The People Make the Peace
Lessons of the Vietnam Antiwar Movement
Full of well-written, thoughtful, carefully researched essays, this book is a fascinating and thought-provoking look at the Vietnam antiwar movement.
The People Make the Peace: Lessons from the Vietnam Antiwar Movement presents fascinating, thought-provoking eyewitness accounts of the Vietnam War and the antiwar movement it sparked. This book is essential reading for anyone interested in US foreign policy, the central role of military engagement in US history, and grassroots efforts to promote global peace.
Editors Karín Aguilar-San Juan and Frank Joyce provide history and context for understanding eleven retrospective essays penned by nine US antiwar activists who visited Vietnam during the war. The “Hanoi 9” address issues of how the war affected them personally and US society generally. Rennie Davis, Judy Gumbo, Alex Hing, Doug Hostetter, Jay Craven, Becca Wilson, John McAuliff, Myra MacPherson, and Nancy Kurshan all have been “persons of interest” to the US government at one time or another. Collectively, their activities include organizing the largest civil-disobedience arrest in American history; publishing extensively on the topics of war, peace, and nonviolent movements; serving as journalists, professors, film producers, civil rights activists, prison reformers, and conscientious objectors; participating in the People’s Peace Treaty Delegation to Vietnam; and founding the Fund for Reconciliation and Development to normalize relations between Vietnam and the United States.
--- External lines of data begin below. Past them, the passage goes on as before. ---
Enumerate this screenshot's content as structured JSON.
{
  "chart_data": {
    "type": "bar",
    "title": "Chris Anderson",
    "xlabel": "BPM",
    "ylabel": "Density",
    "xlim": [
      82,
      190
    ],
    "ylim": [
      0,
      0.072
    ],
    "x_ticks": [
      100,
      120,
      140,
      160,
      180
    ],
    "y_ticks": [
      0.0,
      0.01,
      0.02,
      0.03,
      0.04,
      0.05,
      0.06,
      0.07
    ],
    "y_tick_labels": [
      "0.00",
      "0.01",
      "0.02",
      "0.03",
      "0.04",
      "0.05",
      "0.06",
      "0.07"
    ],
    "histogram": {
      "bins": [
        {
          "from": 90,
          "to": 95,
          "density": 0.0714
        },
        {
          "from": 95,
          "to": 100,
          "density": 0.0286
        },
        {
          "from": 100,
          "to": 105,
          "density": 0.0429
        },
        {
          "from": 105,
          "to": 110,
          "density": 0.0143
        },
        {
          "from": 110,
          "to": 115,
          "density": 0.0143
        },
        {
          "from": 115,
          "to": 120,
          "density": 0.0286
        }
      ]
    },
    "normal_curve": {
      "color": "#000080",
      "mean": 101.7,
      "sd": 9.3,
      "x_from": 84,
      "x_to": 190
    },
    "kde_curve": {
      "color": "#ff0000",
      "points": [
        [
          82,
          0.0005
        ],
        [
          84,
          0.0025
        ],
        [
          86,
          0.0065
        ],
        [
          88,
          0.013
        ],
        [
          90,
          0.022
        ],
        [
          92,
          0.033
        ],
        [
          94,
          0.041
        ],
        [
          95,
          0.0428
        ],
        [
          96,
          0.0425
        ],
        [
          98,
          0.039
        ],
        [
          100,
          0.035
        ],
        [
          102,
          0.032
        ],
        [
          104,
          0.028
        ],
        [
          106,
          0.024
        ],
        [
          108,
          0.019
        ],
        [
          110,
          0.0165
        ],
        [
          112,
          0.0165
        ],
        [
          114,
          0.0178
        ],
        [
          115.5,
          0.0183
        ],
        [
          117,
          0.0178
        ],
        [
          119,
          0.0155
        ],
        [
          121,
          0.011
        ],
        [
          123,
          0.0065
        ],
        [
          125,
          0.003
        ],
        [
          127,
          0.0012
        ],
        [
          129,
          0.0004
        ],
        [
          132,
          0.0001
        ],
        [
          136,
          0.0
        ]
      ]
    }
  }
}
Essays in The People Make the Peace are well written, thoughtful, carefully researched, and provide data to support eyewitness observations. Nonetheless, the book will not appeal to everyone. Its unabashed support of liberal politics and the authors’ controversial histories may anger some readers. Political conservatives may bridle at the pacifist, civil-disobedience agenda this volume promotes. For example, in speaking of the United States, Aguilar-San Juan and Joyce comment, “The sole super-power stands alone in its dedication to all war all the time.” Yet the evidence the authors provide to support such assertions is difficult, if not impossible, to ignore.
Waging peace is no easy task. But for pacifists who are not faint of heart, The People Make the Peace provides a valuable road map to changing the course of history.